The latest “retirements” followed those of Industrial Affairs Minister Kelly O’Dwyer, Human Services Minister Michael Keenan and Indigenous Affairs Minister Nigel Scullion. O’Dwyer had earlier told a Liberal Party room meeting that “crusades” by “ideological warriors” had hijacked the party.
The factional warfare also has engulfed the rural-based National Party, particularly since Turnbull effectively forced its leader, Barnaby Joyce, to quit his post in February 2018. This week, six National parliamentarians stepped up the right-wing aggression by demanding that the government spend billions of dollars to subsidise new coal-fired power stations. This is another move to try to head off support for far-right parties, such as Senator Pauline Hanson’s anti-immigrant One Nation, that have depicted coal-based projects as solutions to high levels of unemployment and under-employment.
The Coalition, a pillar of corporate rule, is being torn asunder. Primarily as a result of the infighting, of the 42 ministers sworn-in when the Coalition took office in 2013 led by Tony Abbott, 26—or more than 60 percent—have either left politics, been dumped from the frontbench or are planning to leave parliament in May.
The unravelling has accelerated. Nearly 40 percent of Turnbull’s post-2016 election ministry has since retired, resigned or are going to quit. Former small business minister Craig Laundy, another “moderate,” is also believed to be preparing to announce his departure.
The growing signs of economic reversal, and corporate fears of rising working class unrest, have exacerbated the tensions wracking the Coalition. An Australian Financial Review editorial this week warned of “the evident loss in popular trust in institutions, particularly in business in the wake of the banking royal commission.” That inquiry, while extremely limited, highlighted the predatory practices of the financial institutions that successive governments have propped up since the 2008 global breakdown.
China’s economic slowdown, the simmering US-China trade and technology war, the uncertainty of Brexit, declining real wages and the collapse of Australia’s six-year housing market bubble have led already to a “per-capita” recession.
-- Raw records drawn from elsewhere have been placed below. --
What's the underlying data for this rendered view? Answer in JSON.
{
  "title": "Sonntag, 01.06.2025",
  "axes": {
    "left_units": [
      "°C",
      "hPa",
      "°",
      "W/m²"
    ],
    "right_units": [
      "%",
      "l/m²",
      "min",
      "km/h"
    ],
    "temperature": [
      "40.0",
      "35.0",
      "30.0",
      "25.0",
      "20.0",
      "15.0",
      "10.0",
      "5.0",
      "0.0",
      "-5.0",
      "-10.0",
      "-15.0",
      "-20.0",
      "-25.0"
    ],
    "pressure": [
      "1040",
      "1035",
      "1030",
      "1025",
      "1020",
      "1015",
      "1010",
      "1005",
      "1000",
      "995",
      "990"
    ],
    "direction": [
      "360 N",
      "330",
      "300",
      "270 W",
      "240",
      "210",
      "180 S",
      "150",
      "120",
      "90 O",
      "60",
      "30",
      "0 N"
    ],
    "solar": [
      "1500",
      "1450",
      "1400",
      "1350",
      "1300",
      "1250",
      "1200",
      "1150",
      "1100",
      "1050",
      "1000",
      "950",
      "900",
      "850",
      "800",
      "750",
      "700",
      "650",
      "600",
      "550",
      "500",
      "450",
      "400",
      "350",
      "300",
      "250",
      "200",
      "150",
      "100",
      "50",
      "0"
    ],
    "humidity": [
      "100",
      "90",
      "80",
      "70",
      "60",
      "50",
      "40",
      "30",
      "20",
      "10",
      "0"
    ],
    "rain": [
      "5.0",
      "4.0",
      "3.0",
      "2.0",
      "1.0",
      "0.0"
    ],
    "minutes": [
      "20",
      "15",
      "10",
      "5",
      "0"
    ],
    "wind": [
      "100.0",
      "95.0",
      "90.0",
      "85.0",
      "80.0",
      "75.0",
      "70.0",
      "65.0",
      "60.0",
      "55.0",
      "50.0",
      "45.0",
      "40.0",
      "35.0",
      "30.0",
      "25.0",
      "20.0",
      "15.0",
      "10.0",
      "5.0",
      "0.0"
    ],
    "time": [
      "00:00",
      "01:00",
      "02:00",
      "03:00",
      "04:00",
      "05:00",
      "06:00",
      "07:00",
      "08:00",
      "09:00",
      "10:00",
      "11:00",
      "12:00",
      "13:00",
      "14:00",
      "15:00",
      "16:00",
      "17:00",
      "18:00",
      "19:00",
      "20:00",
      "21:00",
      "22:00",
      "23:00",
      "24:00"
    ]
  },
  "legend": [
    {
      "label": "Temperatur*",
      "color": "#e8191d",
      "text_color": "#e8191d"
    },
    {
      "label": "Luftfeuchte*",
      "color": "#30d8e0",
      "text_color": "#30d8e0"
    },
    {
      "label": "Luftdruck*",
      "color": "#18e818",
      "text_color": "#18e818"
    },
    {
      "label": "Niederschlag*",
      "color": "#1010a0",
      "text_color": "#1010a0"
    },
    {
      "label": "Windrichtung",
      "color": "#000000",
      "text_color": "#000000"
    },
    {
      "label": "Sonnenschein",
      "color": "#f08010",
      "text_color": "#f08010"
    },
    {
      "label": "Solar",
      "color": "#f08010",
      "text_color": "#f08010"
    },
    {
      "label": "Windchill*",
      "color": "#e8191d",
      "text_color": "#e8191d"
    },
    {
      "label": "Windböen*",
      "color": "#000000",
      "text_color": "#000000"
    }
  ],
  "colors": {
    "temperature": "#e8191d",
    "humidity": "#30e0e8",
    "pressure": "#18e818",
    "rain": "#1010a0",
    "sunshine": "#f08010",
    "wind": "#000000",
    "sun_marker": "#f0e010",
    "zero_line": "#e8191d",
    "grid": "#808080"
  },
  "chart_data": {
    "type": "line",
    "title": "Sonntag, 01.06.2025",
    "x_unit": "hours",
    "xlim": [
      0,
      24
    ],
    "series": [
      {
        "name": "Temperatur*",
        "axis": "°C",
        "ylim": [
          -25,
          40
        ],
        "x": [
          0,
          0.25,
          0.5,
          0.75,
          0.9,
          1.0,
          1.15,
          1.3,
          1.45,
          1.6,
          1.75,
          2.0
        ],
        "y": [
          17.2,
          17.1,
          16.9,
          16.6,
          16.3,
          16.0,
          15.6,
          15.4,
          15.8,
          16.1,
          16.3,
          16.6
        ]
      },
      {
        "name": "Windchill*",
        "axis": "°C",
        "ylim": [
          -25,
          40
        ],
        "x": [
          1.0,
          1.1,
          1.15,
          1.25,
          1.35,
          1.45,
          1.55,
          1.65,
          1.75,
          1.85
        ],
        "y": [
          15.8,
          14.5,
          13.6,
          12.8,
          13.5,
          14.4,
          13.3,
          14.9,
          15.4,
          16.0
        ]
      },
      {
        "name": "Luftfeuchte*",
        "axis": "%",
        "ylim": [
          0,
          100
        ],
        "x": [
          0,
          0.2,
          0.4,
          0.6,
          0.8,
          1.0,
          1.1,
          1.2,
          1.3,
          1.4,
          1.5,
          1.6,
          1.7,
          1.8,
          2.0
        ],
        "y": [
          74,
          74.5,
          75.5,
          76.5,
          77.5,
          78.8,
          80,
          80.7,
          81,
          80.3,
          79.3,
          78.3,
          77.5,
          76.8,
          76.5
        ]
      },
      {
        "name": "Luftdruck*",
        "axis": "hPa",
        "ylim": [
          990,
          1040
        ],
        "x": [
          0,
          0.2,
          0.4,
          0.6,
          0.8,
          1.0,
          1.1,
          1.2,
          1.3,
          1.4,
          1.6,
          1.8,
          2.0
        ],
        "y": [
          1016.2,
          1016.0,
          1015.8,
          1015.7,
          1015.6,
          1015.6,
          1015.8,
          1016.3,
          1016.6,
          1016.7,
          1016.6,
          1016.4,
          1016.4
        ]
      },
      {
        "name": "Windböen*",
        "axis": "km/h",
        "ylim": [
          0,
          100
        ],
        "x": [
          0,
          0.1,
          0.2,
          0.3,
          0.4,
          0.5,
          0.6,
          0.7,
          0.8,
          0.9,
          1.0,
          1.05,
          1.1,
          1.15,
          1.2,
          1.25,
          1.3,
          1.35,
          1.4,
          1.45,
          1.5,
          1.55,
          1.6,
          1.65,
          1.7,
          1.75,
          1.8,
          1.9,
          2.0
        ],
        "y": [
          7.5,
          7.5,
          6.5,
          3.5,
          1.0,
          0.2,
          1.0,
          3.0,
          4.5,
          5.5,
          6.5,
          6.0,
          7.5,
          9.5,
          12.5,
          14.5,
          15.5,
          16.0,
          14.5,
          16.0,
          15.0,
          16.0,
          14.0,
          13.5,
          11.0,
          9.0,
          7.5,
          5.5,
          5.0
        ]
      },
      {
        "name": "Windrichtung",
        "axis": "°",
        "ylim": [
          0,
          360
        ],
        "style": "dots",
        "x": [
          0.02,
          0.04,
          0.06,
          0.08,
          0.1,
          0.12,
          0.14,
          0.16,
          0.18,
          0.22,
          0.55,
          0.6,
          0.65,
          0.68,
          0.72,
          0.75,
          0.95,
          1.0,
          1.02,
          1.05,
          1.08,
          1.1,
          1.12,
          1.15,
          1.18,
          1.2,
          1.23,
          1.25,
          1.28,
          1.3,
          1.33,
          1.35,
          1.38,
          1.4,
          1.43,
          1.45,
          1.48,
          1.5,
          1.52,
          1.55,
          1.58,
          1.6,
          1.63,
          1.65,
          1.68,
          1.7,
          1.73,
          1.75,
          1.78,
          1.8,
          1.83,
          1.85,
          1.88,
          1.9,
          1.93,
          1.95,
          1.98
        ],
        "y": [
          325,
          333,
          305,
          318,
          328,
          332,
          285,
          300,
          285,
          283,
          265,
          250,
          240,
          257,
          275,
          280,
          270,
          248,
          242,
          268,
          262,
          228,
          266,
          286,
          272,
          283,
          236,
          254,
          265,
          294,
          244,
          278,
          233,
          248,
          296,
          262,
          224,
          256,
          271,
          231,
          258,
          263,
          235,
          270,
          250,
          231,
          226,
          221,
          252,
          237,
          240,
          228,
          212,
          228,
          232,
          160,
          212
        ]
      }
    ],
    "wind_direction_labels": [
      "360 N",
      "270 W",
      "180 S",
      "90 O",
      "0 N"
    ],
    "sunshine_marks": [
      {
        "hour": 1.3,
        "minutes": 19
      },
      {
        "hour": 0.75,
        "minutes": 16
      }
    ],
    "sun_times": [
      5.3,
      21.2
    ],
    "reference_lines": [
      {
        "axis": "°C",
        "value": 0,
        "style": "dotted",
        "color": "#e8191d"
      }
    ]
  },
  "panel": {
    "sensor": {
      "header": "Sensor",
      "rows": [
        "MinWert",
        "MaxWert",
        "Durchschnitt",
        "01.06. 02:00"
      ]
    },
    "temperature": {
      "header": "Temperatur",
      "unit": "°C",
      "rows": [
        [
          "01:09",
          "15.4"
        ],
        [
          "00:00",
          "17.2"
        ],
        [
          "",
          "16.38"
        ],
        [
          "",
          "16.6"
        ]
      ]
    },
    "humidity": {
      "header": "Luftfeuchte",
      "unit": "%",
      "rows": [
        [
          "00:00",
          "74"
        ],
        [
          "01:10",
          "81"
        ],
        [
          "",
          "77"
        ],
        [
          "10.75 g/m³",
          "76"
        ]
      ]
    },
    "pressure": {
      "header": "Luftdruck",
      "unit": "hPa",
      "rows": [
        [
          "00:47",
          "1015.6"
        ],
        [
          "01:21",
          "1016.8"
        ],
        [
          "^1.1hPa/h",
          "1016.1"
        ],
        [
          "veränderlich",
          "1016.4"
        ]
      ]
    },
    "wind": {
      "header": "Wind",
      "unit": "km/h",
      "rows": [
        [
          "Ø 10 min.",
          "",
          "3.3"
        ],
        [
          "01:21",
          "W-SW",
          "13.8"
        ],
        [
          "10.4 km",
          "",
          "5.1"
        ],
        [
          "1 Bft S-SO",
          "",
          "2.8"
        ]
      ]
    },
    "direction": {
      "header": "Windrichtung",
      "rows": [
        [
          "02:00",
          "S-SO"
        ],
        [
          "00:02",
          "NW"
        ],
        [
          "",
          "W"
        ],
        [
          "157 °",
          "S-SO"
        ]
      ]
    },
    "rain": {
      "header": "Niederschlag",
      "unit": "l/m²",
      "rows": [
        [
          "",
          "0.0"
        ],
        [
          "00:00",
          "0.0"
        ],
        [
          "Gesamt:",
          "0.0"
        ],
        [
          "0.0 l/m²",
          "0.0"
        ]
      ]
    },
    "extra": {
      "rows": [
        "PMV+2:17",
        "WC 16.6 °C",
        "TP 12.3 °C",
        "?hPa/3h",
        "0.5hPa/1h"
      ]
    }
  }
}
Statistics released this week showed that gross domestic product per person dropped 0.2 percent in the December quarter of 2018, the second consecutive quarterly fall.
Under these conditions, sections of the ruling class are once again looking to a pro-business Labor government, backed to the hilt by the trade unions, to stifle and suppress the opposition of workers and young people to the glaring inequality and deteriorating social conditions.
Invited to give a keynote speech to an Australian Financial Review business summit this week, Labor leader Bill Shorten pledged to reverse the economic stagnation and “toxic distrust” among workers by slightly lifting minimum wages. “[W]e know employers are not the class enemy,” he assured the audience.